Another crucial part of the YOLOv3 loss is the Objectness (Obj) Loss. This loss helps the model determine whether an object is present in a particular grid cell. Essentially, it measures how confident the model is about detecting an object in that area.
The Objectness Loss is calculated using a binary cross-entropy loss, comparing the predicted confidence score to the actual presence or absence of an object. A lower loss means the model is better at identifying whether a grid cell contains an object, leading to fewer false positives and false negatives.
Here's how the Objectness Loss calculation looks in code:
iou_scores = iou_loss(targets[..., :6], bbox)

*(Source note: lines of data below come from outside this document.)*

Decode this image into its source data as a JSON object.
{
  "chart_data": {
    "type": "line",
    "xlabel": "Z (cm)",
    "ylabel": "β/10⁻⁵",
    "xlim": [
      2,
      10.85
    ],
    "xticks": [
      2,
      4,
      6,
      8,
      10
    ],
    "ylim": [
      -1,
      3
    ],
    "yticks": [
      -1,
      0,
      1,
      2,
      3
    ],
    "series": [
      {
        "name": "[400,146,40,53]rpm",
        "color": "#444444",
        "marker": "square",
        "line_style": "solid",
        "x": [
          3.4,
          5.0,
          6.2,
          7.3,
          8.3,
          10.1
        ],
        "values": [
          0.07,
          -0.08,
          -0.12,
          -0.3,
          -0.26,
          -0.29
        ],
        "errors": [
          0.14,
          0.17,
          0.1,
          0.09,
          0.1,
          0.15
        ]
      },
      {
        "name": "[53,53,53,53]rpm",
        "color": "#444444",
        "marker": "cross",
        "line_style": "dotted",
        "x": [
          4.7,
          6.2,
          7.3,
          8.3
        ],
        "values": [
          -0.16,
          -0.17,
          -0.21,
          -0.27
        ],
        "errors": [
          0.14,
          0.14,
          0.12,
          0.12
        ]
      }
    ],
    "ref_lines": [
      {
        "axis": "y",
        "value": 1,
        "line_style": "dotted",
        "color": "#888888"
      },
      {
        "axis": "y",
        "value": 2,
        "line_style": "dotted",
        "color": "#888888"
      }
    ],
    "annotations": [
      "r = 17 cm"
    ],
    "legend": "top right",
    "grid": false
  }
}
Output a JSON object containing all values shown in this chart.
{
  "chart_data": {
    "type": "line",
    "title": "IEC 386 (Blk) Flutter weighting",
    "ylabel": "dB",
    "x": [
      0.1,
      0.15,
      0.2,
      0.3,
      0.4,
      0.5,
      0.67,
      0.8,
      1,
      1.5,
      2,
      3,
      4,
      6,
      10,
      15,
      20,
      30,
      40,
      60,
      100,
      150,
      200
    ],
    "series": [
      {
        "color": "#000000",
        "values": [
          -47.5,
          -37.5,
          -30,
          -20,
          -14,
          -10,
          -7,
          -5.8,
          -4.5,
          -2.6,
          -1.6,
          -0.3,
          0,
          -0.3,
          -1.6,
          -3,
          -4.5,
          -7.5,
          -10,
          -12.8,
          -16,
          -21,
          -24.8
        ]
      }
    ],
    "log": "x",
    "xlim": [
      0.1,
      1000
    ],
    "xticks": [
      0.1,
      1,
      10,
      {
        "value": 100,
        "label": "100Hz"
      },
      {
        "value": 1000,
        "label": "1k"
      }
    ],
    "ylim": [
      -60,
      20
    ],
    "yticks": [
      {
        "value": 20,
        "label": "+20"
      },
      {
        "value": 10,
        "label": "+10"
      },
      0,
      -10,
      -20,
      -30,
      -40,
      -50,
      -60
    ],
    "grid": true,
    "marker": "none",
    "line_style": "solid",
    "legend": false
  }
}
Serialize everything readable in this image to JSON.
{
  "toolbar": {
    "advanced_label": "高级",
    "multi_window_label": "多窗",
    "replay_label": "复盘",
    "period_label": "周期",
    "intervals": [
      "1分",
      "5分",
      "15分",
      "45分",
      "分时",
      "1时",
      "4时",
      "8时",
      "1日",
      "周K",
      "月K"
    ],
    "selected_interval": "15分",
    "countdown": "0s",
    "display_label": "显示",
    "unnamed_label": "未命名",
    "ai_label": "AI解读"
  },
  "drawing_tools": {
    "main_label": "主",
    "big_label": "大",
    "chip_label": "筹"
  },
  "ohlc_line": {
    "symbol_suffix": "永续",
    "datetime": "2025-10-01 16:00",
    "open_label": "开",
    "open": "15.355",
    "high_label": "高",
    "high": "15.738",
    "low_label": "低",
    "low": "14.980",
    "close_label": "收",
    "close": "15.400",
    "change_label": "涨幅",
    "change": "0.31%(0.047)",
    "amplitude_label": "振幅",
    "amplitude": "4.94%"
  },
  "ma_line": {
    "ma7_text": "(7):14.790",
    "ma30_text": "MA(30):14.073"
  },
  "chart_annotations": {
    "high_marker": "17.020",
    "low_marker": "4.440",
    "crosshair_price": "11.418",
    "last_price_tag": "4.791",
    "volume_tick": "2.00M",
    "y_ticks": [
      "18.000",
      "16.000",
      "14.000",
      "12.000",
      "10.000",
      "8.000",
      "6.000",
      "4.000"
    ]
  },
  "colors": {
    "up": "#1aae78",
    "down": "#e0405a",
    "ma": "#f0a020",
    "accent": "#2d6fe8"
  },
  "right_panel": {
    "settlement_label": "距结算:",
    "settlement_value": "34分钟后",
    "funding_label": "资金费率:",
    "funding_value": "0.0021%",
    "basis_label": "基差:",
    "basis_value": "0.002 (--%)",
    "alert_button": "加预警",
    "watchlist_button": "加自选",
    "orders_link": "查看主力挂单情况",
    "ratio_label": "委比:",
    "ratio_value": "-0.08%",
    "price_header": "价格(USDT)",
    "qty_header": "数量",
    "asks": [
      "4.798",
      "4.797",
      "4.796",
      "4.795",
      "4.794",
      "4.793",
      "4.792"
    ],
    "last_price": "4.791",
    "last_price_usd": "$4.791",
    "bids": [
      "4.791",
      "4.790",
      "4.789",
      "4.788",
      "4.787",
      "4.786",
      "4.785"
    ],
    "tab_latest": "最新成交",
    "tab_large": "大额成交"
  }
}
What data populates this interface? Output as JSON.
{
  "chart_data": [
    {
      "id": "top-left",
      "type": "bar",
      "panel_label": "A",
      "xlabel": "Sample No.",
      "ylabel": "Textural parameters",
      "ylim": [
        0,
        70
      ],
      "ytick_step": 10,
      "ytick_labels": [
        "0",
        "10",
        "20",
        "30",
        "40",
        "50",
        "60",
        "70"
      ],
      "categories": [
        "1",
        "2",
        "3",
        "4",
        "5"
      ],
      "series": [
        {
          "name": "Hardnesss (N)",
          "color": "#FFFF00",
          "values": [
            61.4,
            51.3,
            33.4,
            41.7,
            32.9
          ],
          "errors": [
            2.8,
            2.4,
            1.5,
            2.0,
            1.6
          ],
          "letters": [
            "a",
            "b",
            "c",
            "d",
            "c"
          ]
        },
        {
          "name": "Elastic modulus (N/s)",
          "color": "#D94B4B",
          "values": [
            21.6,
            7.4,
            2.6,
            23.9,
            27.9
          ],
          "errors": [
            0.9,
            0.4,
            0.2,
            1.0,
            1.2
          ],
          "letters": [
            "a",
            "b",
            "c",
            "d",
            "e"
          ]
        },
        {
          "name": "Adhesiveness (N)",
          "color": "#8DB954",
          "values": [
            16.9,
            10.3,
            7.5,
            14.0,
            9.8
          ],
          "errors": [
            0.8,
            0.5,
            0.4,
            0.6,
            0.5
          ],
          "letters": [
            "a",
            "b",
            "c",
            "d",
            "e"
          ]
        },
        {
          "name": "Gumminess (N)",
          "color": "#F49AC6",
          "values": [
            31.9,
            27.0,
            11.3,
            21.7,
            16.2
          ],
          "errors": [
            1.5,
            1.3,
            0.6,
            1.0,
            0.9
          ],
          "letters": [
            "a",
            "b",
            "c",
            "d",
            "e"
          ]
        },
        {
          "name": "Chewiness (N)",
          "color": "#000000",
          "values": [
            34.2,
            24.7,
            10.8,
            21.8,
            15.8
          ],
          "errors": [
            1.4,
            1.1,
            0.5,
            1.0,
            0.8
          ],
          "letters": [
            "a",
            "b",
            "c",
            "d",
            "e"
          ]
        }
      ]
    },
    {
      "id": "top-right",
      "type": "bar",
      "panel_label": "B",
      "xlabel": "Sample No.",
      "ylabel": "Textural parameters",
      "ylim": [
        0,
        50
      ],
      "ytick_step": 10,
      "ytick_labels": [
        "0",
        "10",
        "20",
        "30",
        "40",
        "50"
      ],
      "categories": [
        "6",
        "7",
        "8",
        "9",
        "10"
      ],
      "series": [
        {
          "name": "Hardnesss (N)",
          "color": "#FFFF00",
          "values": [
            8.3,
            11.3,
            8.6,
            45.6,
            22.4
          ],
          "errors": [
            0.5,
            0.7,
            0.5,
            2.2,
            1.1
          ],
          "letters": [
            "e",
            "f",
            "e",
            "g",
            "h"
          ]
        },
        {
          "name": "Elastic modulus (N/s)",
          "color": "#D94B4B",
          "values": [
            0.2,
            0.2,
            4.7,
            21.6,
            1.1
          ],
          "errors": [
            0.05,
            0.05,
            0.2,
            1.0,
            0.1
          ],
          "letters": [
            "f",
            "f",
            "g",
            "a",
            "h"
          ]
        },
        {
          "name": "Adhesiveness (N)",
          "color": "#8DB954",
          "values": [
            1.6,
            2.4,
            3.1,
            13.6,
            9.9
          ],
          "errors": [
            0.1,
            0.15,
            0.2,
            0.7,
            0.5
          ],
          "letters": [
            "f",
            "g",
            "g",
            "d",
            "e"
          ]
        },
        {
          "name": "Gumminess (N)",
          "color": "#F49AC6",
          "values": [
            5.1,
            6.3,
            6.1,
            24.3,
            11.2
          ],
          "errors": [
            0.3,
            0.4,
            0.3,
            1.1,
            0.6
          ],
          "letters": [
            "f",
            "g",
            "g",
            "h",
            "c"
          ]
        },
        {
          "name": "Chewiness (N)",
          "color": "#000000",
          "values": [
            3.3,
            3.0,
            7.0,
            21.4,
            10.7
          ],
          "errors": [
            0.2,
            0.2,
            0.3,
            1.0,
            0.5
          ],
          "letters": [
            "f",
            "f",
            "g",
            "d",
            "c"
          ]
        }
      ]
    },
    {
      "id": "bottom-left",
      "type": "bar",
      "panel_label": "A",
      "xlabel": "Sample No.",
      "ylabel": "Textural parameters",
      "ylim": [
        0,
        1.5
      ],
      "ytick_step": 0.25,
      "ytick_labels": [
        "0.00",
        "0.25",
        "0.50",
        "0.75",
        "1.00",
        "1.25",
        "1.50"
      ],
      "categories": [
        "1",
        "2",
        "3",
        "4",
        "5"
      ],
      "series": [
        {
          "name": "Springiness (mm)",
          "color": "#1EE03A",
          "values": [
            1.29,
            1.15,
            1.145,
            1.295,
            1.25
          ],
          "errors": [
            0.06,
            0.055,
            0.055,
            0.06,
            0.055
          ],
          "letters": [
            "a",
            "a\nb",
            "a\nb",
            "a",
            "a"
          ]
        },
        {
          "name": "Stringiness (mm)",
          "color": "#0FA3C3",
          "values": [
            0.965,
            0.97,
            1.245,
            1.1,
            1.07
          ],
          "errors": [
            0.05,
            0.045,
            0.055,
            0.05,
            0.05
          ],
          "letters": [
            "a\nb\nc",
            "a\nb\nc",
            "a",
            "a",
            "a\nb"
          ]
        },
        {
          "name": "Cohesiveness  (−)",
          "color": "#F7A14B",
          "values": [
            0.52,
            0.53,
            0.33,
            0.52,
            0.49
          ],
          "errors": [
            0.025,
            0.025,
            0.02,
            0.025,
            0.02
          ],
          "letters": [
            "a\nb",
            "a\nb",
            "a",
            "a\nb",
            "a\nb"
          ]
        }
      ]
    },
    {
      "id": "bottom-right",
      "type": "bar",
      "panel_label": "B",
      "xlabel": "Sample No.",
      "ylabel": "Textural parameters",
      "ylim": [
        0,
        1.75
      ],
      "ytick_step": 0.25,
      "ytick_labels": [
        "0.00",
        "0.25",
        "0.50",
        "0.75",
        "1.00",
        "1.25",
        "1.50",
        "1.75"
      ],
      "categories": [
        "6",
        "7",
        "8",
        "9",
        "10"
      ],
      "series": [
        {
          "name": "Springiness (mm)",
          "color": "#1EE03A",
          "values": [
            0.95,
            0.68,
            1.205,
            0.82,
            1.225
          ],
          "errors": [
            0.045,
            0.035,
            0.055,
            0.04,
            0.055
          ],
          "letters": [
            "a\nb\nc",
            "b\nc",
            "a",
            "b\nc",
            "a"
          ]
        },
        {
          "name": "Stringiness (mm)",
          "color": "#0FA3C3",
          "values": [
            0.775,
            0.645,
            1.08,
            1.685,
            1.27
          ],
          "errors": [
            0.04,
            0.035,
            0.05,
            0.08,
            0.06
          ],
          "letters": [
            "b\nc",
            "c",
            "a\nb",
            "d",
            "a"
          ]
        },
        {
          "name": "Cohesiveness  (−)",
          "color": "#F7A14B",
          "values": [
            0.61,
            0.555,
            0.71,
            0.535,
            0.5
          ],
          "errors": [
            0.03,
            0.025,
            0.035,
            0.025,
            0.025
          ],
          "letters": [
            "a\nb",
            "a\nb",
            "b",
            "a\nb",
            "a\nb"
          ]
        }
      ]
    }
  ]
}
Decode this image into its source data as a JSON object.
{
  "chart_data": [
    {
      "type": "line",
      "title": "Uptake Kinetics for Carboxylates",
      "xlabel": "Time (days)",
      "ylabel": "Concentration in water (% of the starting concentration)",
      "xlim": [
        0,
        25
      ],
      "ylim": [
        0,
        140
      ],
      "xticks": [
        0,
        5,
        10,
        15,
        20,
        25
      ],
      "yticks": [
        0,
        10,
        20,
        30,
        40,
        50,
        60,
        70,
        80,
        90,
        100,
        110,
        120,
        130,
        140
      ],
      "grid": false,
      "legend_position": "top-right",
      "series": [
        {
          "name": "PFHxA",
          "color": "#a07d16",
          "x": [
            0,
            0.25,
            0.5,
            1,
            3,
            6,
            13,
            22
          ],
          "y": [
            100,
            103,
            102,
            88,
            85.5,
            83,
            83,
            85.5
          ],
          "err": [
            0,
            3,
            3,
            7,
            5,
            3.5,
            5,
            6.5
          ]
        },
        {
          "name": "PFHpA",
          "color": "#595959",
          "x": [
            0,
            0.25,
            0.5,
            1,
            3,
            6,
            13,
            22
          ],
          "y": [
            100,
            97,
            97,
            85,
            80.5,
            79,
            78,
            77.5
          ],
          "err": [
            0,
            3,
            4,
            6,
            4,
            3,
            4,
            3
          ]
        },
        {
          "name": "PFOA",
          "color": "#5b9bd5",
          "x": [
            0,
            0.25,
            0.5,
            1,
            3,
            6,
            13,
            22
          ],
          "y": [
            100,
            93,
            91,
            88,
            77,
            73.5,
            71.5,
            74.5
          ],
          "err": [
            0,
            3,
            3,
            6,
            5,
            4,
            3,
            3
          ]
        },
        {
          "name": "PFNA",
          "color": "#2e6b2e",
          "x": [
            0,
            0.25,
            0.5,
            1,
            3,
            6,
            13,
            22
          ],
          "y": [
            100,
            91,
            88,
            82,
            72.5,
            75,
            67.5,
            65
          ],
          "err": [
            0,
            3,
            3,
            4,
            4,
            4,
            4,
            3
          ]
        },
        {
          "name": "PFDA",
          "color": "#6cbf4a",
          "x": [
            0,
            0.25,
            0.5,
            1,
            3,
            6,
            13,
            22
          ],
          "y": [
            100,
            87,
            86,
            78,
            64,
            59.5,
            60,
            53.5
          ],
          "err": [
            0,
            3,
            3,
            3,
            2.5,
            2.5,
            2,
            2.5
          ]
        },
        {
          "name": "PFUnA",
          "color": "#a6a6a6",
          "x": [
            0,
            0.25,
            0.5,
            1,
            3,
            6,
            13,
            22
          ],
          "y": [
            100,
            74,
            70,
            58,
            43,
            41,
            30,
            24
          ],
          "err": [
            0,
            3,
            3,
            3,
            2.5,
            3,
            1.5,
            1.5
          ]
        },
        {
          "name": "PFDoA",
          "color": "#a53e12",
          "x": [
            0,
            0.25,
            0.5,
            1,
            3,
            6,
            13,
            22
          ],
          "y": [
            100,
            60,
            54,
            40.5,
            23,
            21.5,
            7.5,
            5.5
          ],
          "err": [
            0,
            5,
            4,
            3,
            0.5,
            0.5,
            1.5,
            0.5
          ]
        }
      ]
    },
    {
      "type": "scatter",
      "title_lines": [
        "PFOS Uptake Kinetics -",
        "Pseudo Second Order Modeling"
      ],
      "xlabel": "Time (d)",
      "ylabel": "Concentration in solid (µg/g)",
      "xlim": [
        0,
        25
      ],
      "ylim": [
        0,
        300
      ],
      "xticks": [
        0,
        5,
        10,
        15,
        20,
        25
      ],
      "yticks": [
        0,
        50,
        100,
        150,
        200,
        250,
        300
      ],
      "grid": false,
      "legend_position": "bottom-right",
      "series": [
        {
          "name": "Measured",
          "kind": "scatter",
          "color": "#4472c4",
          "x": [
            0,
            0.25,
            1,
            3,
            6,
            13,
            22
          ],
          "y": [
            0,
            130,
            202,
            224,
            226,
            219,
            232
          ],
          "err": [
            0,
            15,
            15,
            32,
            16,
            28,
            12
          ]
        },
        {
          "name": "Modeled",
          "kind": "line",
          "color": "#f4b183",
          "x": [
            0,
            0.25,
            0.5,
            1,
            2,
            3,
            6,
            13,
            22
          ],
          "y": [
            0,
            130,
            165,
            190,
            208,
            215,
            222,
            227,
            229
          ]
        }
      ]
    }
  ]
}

adjusted_objectness = tf.squeeze(objectness) * iou_scores
obj_loss_old = self.compute_objectness_loss(obj_mask, tf.squeeze(objectness, axis=-1)) # This only calculates Binary_crossentropy
In this code, the objectness mask (object_mask
) tells the model which cells contain objects and which do not. By applying binary cross-entropy, we encourage the model to give high confidence scores when objects are present and low scores when they aren't.
Minimizing this loss helps the model become more precise, ensuring that it doesn’t detect objects where there aren’t any and improves the overall accuracy of the detection.